Les bailes funk des années 90
A la fin des années 90, sur fond de fin de dictature politique et influences du rap, du hip-hop et de la soul américaine, une scène multiforme voit le jour au Brésil, notamment dans les métropoles de Rio et Sao Paulo. Des groupes se rassemblent, majoritairement de petites communautés des favelas, et organisent des fêtes sur un fond musical alors en anglais, incompréhensible pour la plupart des participants. L’intérêt ? La danse et l’ambiance. C’est le début des bailes, les bals en français. Les communautés s’agrandissent, les rassemblements se font de plus en plus nombreux, et commencent à intéresser les médias de l’époque. Une journaliste en particulier, Lena Frias, donnera de l’ampleur au mouvement avec la rédaction d’un article sur ce mouvement communautaire grandissant.
Les bailes funk, influences rap, trafic de drogue et musique électronique
Mais le funk tel qu’on le connaît aujourd’hui au Brésil sera réellement introduit par DJ Marlboro. Musicien passionné, il ramène de nombreux vinyles de ses voyages aux Etats-Unis. Avec un sample électronique, il remixe le funk américain et donne une autre envergure aux bailes funk des favelas. Mais le funk électronique ne sera pas très bien accueilli par tout le monde. Les bailes sont pour la plupart contrôlés, voire organisés par les trafiquants, les paroles sont dures, racontent le quotidien dans les favelas, font l’apologie du crime et de la violence. Le sexe est aussi une thématique très exploitée. Bref, c’est la glorification du “ bad boys life style”.
Tout cela donne malheureusement lieu à de féroces affrontements entre certaines communautés des métropoles. Le trafic de drogue fait rage dans les favelas, ce qui entraîne des tensions entre les gangs. Certains bailes se transforment alors en compétition de danse, et les résultats ne mettent pas tout le monde d’accord… et alors c’est l’affrontement. Beaucoup de violence, beaucoup de morts, beaucoup de problèmes, les bailes funk ont alors bien mauvaise réputation, même si tout cela ne concernait qu’une minorité. Le gouverneur de Rio de Janeiro de l’époque souhaite même mettre en place une interdiction générale de ces rassemblements.
Les MCs du funk brésilien, amour, paix et union
Heureusement l’histoire du funk ne s’arrête pas là.
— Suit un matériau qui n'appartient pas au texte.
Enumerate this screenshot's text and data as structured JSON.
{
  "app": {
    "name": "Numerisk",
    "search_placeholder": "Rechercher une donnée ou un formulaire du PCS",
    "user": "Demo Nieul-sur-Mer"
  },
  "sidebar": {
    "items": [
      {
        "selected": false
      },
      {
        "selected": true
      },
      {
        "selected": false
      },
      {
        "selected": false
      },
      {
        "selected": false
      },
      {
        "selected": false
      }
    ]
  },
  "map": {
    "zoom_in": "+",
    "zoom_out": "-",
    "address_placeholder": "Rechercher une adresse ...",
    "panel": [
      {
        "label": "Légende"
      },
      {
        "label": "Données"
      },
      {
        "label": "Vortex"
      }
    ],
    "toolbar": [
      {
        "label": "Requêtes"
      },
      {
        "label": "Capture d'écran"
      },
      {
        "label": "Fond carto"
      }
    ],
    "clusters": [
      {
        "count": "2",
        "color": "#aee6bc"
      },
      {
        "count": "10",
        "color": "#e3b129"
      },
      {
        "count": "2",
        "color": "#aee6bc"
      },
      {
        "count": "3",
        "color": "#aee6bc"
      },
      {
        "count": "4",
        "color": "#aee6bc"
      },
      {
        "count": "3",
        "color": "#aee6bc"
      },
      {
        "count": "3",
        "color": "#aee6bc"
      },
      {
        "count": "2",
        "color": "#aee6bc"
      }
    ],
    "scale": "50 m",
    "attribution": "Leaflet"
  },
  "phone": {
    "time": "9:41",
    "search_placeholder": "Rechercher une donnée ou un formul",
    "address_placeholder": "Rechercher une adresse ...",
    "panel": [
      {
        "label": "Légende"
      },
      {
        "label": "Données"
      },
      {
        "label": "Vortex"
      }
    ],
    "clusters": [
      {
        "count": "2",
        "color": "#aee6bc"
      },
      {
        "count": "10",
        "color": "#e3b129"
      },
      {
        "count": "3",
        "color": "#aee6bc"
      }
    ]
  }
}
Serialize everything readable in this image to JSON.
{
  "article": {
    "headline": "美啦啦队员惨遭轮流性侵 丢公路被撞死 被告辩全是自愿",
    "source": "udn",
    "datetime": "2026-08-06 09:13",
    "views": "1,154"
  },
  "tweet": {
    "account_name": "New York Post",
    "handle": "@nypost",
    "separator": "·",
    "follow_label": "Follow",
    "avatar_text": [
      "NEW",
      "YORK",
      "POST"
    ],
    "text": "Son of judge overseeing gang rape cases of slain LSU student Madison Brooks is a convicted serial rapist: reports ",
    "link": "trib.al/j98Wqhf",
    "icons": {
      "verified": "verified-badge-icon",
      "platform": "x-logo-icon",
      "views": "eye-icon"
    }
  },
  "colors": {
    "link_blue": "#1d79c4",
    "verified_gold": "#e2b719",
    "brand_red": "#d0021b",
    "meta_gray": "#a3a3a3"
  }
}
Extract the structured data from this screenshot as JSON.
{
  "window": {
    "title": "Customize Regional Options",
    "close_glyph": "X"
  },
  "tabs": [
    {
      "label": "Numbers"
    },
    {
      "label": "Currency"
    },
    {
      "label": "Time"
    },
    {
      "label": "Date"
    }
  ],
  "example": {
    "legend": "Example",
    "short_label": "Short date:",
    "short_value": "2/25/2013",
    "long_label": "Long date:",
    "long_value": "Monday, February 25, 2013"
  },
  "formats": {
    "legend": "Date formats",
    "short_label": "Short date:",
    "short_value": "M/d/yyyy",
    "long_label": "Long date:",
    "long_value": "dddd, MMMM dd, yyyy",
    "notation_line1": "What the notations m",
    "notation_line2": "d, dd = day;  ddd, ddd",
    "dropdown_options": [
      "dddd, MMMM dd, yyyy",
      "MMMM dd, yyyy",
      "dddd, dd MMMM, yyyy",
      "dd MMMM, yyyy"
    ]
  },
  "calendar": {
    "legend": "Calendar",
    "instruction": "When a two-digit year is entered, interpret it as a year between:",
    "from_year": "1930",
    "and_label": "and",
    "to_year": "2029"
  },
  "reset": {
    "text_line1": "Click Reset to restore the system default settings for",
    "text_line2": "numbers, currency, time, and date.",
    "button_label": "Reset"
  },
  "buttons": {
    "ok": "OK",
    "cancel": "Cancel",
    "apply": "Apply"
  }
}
Les MCs (maîtres de cérémonie) appartiennent à la culture hip-hop. Ils peuvent être DJ ou animateur de salle, ce sont grossièrement ceux qui vont créer l’ambiance de la soirée. Leur rôle étant assez déterminant, la portée de leur parole l’est encore plus. Suite à cette vague de violence dans les bailes, plusieurs MCs prennent les rênes et appellent à l’union. Ils commencent à écrire des paroles engagées, dictant l’amour et la paix, et souhaitent rompre avec cette image de gangs agressifs.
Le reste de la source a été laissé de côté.